According to the above, and taking into account that shares and stock in a company grant their holders rights which are exercisable in the state of residence of the company, there is no getting away from the fact that an individual non-resident in the Spanish territory, who holds shares or stock in a non-resident entity, shall not be liable for Wealth Tax on the ownership of such shares or stock, regardless of whether the assets of the non-resident entity consist for at least 50% of real estate located in the Spanish territory.
Despite of the categorical nature of the domestic legislation regulating Wealth Tax, the Directorate General for Taxation (DGT) has provided for a different tax treatment for non-resident individuals who indirectly own real estate located in the Spanish territory, as above mentioned, in those cases in which there is a convention for the avoidance of double taxation (CADT) which empowers the Spanish state to subject such indirect ownership to taxation, by arguing that such shareholding held by the non-resident would be subject to Wealth Tax, under limited tax liability.
The DGT’s criterion has an important impact ratio, since there are many CADTs granting such power to the Spanish state affecting, inter alia, tax residents in Germany, Saudi Arabia, Belgium, Slovenia, France, Luxembourg, Mexico, Norway, United Kingdom or Uruguay who are in this situation.
In this respect, our firm had always held that such distinction in the tax treatment lacked a legal basis because, despite of the powers granted by a CADT to the Spanish state to subject this factual situation to Wealth tax, the domestic legal system in Spain makes no provision for a non-resident for tax purposes (subject to Wealth Tax under limited tax liability) to be subject to Wealth Tax on assets not located, or rights not exercisable, in the Spanish territory, so that, as long as such possibility is not provided for in the domestic regulatory framework, the only result possible is the exemption from tax of such factual situation.

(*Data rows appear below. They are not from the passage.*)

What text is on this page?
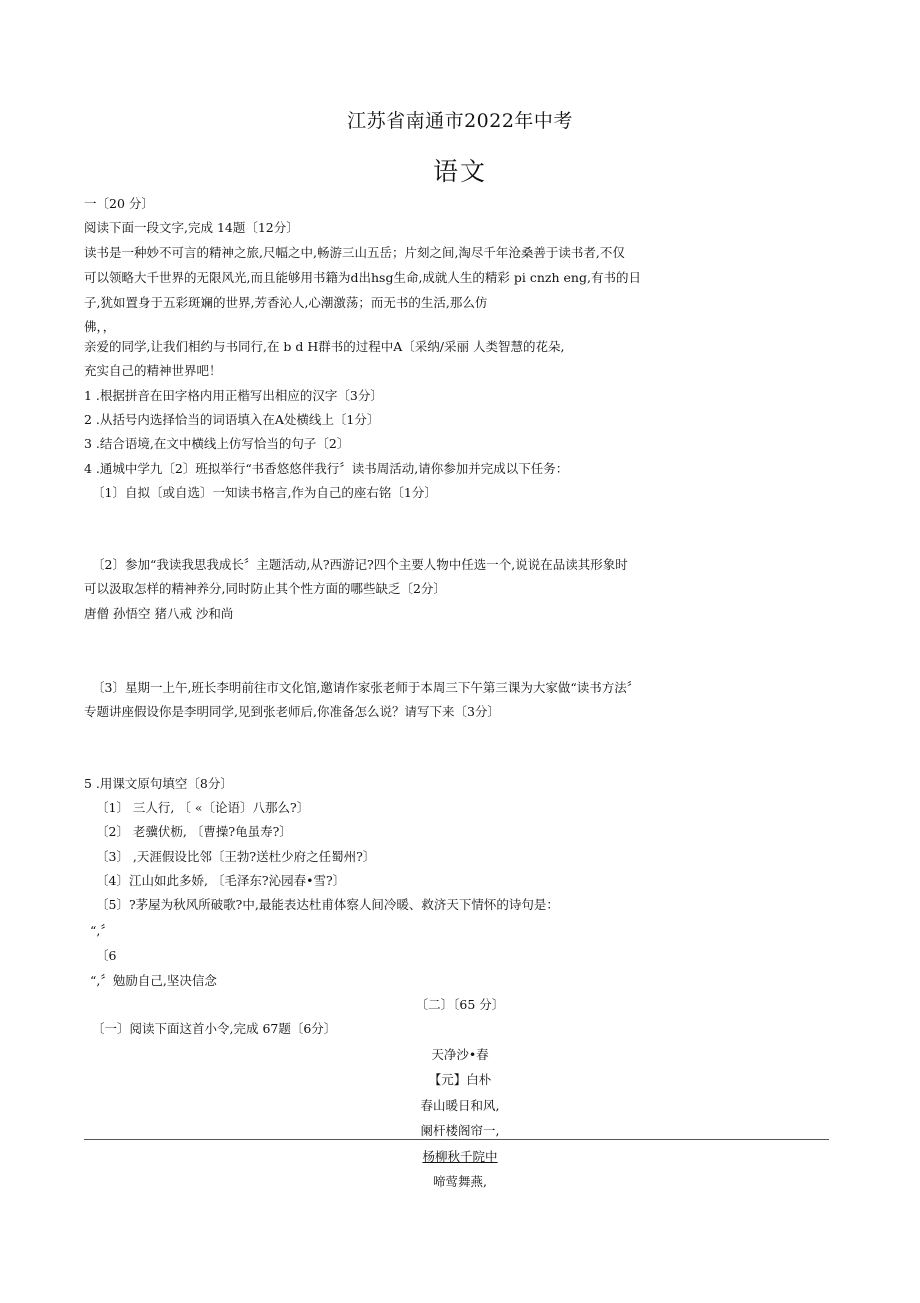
江苏省南通市2022年中考
语文
一〔20 分〕
阅读下面一段文字,完成 14题〔12分〕
读书是一种妙不可言的精神之旅,尺幅之中,畅游三山五岳；片刻之间,淘尽千年沧桑善于读书者,不仅
可以领略大千世界的无限风光,而且能够用书籍为d出hsg生命,成就人生的精彩 pi cnzh eng,有书的日
子,犹如置身于五彩斑斓的世界,芳香沁人,心潮激荡；而无书的生活,那么仿
佛，，
亲爱的同学,让我们相约与书同行,在 b d H群书的过程中A〔采纳/采丽 人类智慧的花朵,
充实自己的精神世界吧！
1 .根据拼音在田字格内用正楷写出相应的汉字〔3分〕
2 .从括号内选择恰当的词语填入在A处横线上〔1分〕
3 .结合语境,在文中横线上仿写恰当的句子〔2〕
4 .通城中学九〔2〕班拟举行“书香悠悠伴我行〞读书周活动,请你参加并完成以下任务：
〔1〕自拟〔或自选〕一知读书格言,作为自己的座右铭〔1分〕
〔2〕参加“我读我思我成长〞主题活动,从?西游记?四个主要人物中任选一个,说说在品读其形象时
可以汲取怎样的精神养分,同时防止其个性方面的哪些缺乏〔2分〕
唐僧 孙悟空 猪八戒 沙和尚
〔3〕星期一上午,班长李明前往市文化馆,邀请作家张老师于本周三下午第三课为大家做“读书方法〞
专题讲座假设你是李明同学,见到张老师后,你准备怎么说？请写下来〔3分〕
5 .用课文原句填空〔8分〕
〔1〕 三人行, 〔 «〔论语〕八那么?〕
〔2〕 老骥伏枥, 〔曹操?龟虽寿?〕
〔3〕 ,天涯假设比邻〔王勃?送杜少府之任蜀州?〕
〔4〕江山如此多娇, 〔毛泽东?沁园春•雪?〕
〔5〕?茅屋为秋风所破歌?中,最能表达杜甫体察人间冷暖、救济天下情怀的诗句是：
“,〞
〔6
“,〞勉励自己,坚决信念
〔二〕〔65 分〕
〔一〕阅读下面这首小令,完成 67题〔6分〕
天净沙•春
【元】白朴
春山暖日和风,
阑杆楼阁帘一,
杨柳秋千院中
啼莺舞燕,
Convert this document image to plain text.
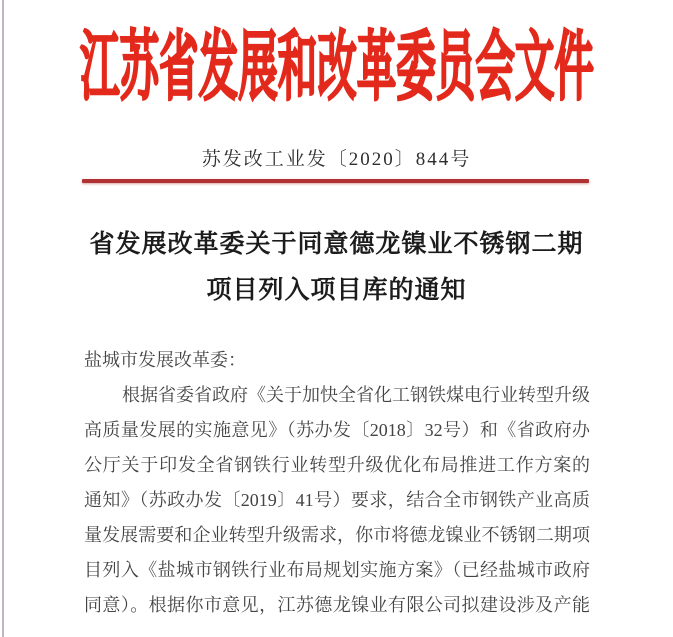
江苏省发展和改革委员会文件
苏发改工业发〔2020〕844号
省发展改革委关于同意德龙镍业不锈钢二期
项目列入项目库的通知
盐城市发展改革委：
根据省委省政府《关于加快全省化工钢铁煤电行业转型升级
高质量发展的实施意见》（苏办发〔2018〕32号）和《省政府办
公厅关于印发全省钢铁行业转型升级优化布局推进工作方案的
通知》（苏政办发〔2019〕41号）要求，结合全市钢铁产业高质
量发展需要和企业转型升级需求，你市将德龙镍业不锈钢二期项
目列入《盐城市钢铁行业布局规划实施方案》（已经盐城市政府
同意）。根据你市意见，江苏德龙镍业有限公司拟建设涉及产能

The position of our firm, which until now was rejected by the Tax Agency and by the Regional Economic-Administrative Court of the Balearic Islands, was put on trial before the Contentious-Administrative Division of the High Court of Justice of the Balearic Islands, a judicial panel which, on the occasion of its judgment on 3 December 2020, has found that the appellant was right, ruling that, despite of the powers granted by a CADT to Spain (in the case being judged, the CADT entered into between Spain and Germany) to subject a non-resident to Wealth Tax on the ownership of shares or stock in a non-resident entity whose assets consist for at least 50%, directly or indirectly, of real estate located in Spain, the Spanish legislation, in relation to such tax, does not provide for that scenario as a taxable event and, therefore, there is no room for the Wealth Tax to be payable since the non-resident is not holder of rights exercisable or realisable in the Spanish territory, as the rights granted by shares or stock in a directly owned non-resident entity are only exercisable or realisable in the state of residence thereof.
This is a very important judgement, since it gives convergence to wealth taxation in our state by non-residents for tax purposes in Spain who are in this situation, opening up the possibility to apply for refund of Wealth Tax paid under such circumstances in previous years for which the statute-of limitations period has not expired.
Section One, Article 5 of Law 19/1991, of 6th June, on Wealth Tax.
 Vide V0905-13, V1142-14, V0093-16 or V1995-20, inter alia.